I have some BR-IM45s, and some BR-IM70s (which have large cooling fins), on a couple of my bikes, although they're only used for relatively lightly-loaded commuting (typically only around 20m per day, load of around 15kgs, rolling along at 15mph). They're actually pretty easy to strip down and service, though this simply consists of disassembly, degrease, regrease and re-assembly. IME, under these conditions, the brakes need a strip down and relube about every 6-9 months to maintain the best performance (decent modulation with good braking power).

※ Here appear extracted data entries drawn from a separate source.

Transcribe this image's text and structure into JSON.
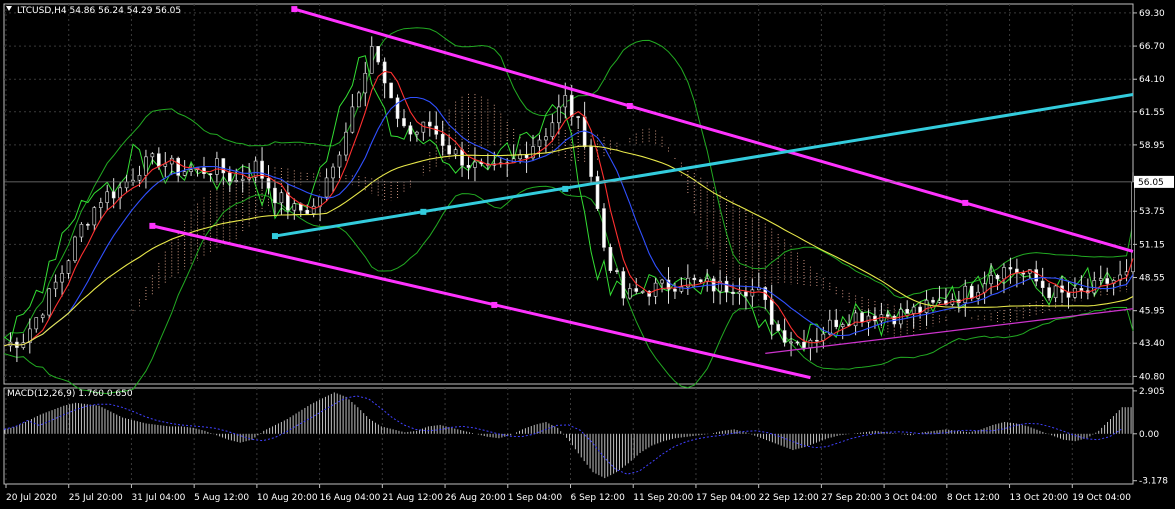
{
  "window": {
    "header": "LTCUSD,H4  54.86 56.24 54.29 56.05",
    "menu_icon": "triangle-down-icon"
  },
  "chart_data": [
    {
      "type": "candlestick",
      "symbol": "LTCUSD",
      "timeframe": "H4",
      "ohlc_last": {
        "open": 54.86,
        "high": 56.24,
        "low": 54.29,
        "close": 56.05
      },
      "current_price_label": "56.05",
      "y_ticks": [
        "69.30",
        "66.70",
        "64.10",
        "61.55",
        "58.95",
        "53.75",
        "51.15",
        "48.55",
        "45.95",
        "43.40",
        "40.80"
      ],
      "ylim": [
        40.2,
        70.0
      ],
      "x_ticks": [
        "20 Jul 2020",
        "25 Jul 20:00",
        "31 Jul 04:00",
        "5 Aug 12:00",
        "10 Aug 20:00",
        "16 Aug 04:00",
        "21 Aug 12:00",
        "26 Aug 20:00",
        "1 Sep 04:00",
        "6 Sep 12:00",
        "11 Sep 20:00",
        "17 Sep 04:00",
        "22 Sep 12:00",
        "27 Sep 20:00",
        "3 Oct 04:00",
        "8 Oct 12:00",
        "13 Oct 20:00",
        "19 Oct 04:00"
      ],
      "close_path": [
        [
          0,
          43.2
        ],
        [
          3,
          43.8
        ],
        [
          6,
          46.2
        ],
        [
          9,
          49.0
        ],
        [
          12,
          52.5
        ],
        [
          15,
          54.8
        ],
        [
          18,
          55.5
        ],
        [
          21,
          57.2
        ],
        [
          24,
          57.8
        ],
        [
          27,
          57.0
        ],
        [
          30,
          56.9
        ],
        [
          33,
          57.2
        ],
        [
          36,
          56.1
        ],
        [
          39,
          57.3
        ],
        [
          42,
          55.0
        ],
        [
          45,
          53.8
        ],
        [
          48,
          54.0
        ],
        [
          51,
          57.0
        ],
        [
          54,
          62.0
        ],
        [
          57,
          66.8
        ],
        [
          60,
          62.0
        ],
        [
          63,
          59.8
        ],
        [
          66,
          60.5
        ],
        [
          69,
          58.6
        ],
        [
          72,
          57.5
        ],
        [
          75,
          56.7
        ],
        [
          78,
          57.2
        ],
        [
          81,
          58.6
        ],
        [
          84,
          60.0
        ],
        [
          87,
          62.5
        ],
        [
          90,
          59.5
        ],
        [
          93,
          51.0
        ],
        [
          96,
          47.0
        ],
        [
          99,
          47.5
        ],
        [
          102,
          47.8
        ],
        [
          105,
          48.3
        ],
        [
          108,
          48.0
        ],
        [
          111,
          47.8
        ],
        [
          114,
          48.0
        ],
        [
          117,
          47.3
        ],
        [
          120,
          44.4
        ],
        [
          123,
          43.5
        ],
        [
          126,
          44.0
        ],
        [
          129,
          45.2
        ],
        [
          132,
          45.6
        ],
        [
          135,
          45.7
        ],
        [
          138,
          45.6
        ],
        [
          141,
          45.9
        ],
        [
          144,
          46.3
        ],
        [
          147,
          47.0
        ],
        [
          150,
          47.5
        ],
        [
          153,
          49.0
        ],
        [
          156,
          49.3
        ],
        [
          159,
          48.6
        ],
        [
          162,
          47.5
        ],
        [
          165,
          47.0
        ],
        [
          168,
          47.4
        ],
        [
          171,
          48.2
        ],
        [
          174,
          48.6
        ],
        [
          175,
          56.05
        ]
      ],
      "indicators": [
        "Moving averages (red, blue, yellow)",
        "Bollinger Bands (green)",
        "Ichimoku cloud"
      ],
      "trendlines": [
        {
          "name": "descending-channel-upper",
          "color": "#ff33ff"
        },
        {
          "name": "descending-channel-lower",
          "color": "#ff33ff"
        },
        {
          "name": "ascending-support",
          "color": "#cc33cc"
        },
        {
          "name": "rising-trendline",
          "color": "#33ccdd"
        }
      ]
    },
    {
      "type": "bar",
      "indicator": "MACD",
      "header": "MACD(12,26,9) 1.760 0.650",
      "y_ticks": [
        "2.905",
        "0.00",
        "-3.178"
      ],
      "ylim": [
        -3.4,
        3.1
      ],
      "histogram": [
        0.3,
        0.5,
        0.9,
        1.3,
        1.6,
        1.9,
        2.1,
        2.0,
        1.9,
        1.5,
        1.1,
        0.9,
        0.7,
        0.6,
        0.5,
        0.5,
        0.4,
        0.2,
        -0.1,
        -0.4,
        -0.6,
        -0.4,
        0.2,
        0.6,
        1.0,
        1.5,
        2.0,
        2.4,
        2.8,
        2.5,
        1.8,
        1.0,
        0.5,
        0.3,
        0.1,
        0.2,
        0.5,
        0.6,
        0.4,
        0.2,
        0.0,
        -0.2,
        -0.3,
        -0.1,
        0.3,
        0.6,
        0.8,
        0.4,
        -0.5,
        -1.6,
        -2.6,
        -3.0,
        -2.6,
        -2.0,
        -1.3,
        -0.8,
        -0.5,
        -0.3,
        -0.2,
        -0.1,
        0.0,
        0.2,
        0.3,
        0.1,
        -0.2,
        -0.5,
        -0.8,
        -1.1,
        -0.9,
        -0.6,
        -0.3,
        -0.1,
        0.0,
        0.1,
        0.2,
        0.1,
        0.0,
        -0.1,
        0.1,
        0.2,
        0.3,
        0.2,
        0.1,
        0.3,
        0.6,
        0.8,
        0.7,
        0.5,
        0.2,
        -0.1,
        -0.4,
        -0.5,
        -0.3,
        0.2,
        1.0,
        1.8
      ],
      "signal_color": "#4040ff",
      "histogram_color": "#c0c0c0"
    }
  ]
}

On the BR-IM70 front, for example (please see photos), the shoes brake against the inside of a 'drum' which is part of the cooling disc, so I imagine the heat in the disc itself can escape fairly well, but the heat in the shoes can only really travel through the grease and on into the disc, which I doubt is a very effective method of cooling the shoes, especially as they, like the 'drum', are made of metal.
If the brakes (well, mine, at least) aren't relubed regularly enough, they tend to lose braking power, unless the lever is pulled quite hard, at which point they 'grab' and brake sharply. This wears the metal shoes inside the brake quite rapidly, and if it goes on long enough, permanently reduces the braking power. For example, the 45s I've got were on a used bike I bought, and despite a strip-down and regrease, have never braked particularly well - they just don't have the stopping power any more.
BTW, just squirting more grease into the hub, as Shimano recommend, is not a very good way to keep the brakes running; all it does is mix old grease with new, with mediocre results. It's much better to degrease the parts completely, and then regrease.
In terms of fast descents, I've obviously never had to push mine on a commute, but I tend to slightly alternate the braking power between front and rear brakes on descents, and I've not had any problems with my roller brakes cooking grease. With a heavier bike on a longer descent, I'd feel confident on a mild gradient, but I'm not sure I'd bet my life on them going down a steep slope, unless I was keeping my speed down most of the way.
If I was back doing some relaxed touring with the ~15kgs I used to ride with, and not regularly doing a lot of mountainous riding, I'd personally be happy using roller brakes, but then I tended not to ride for more than 2-4 weeks at a time anyway.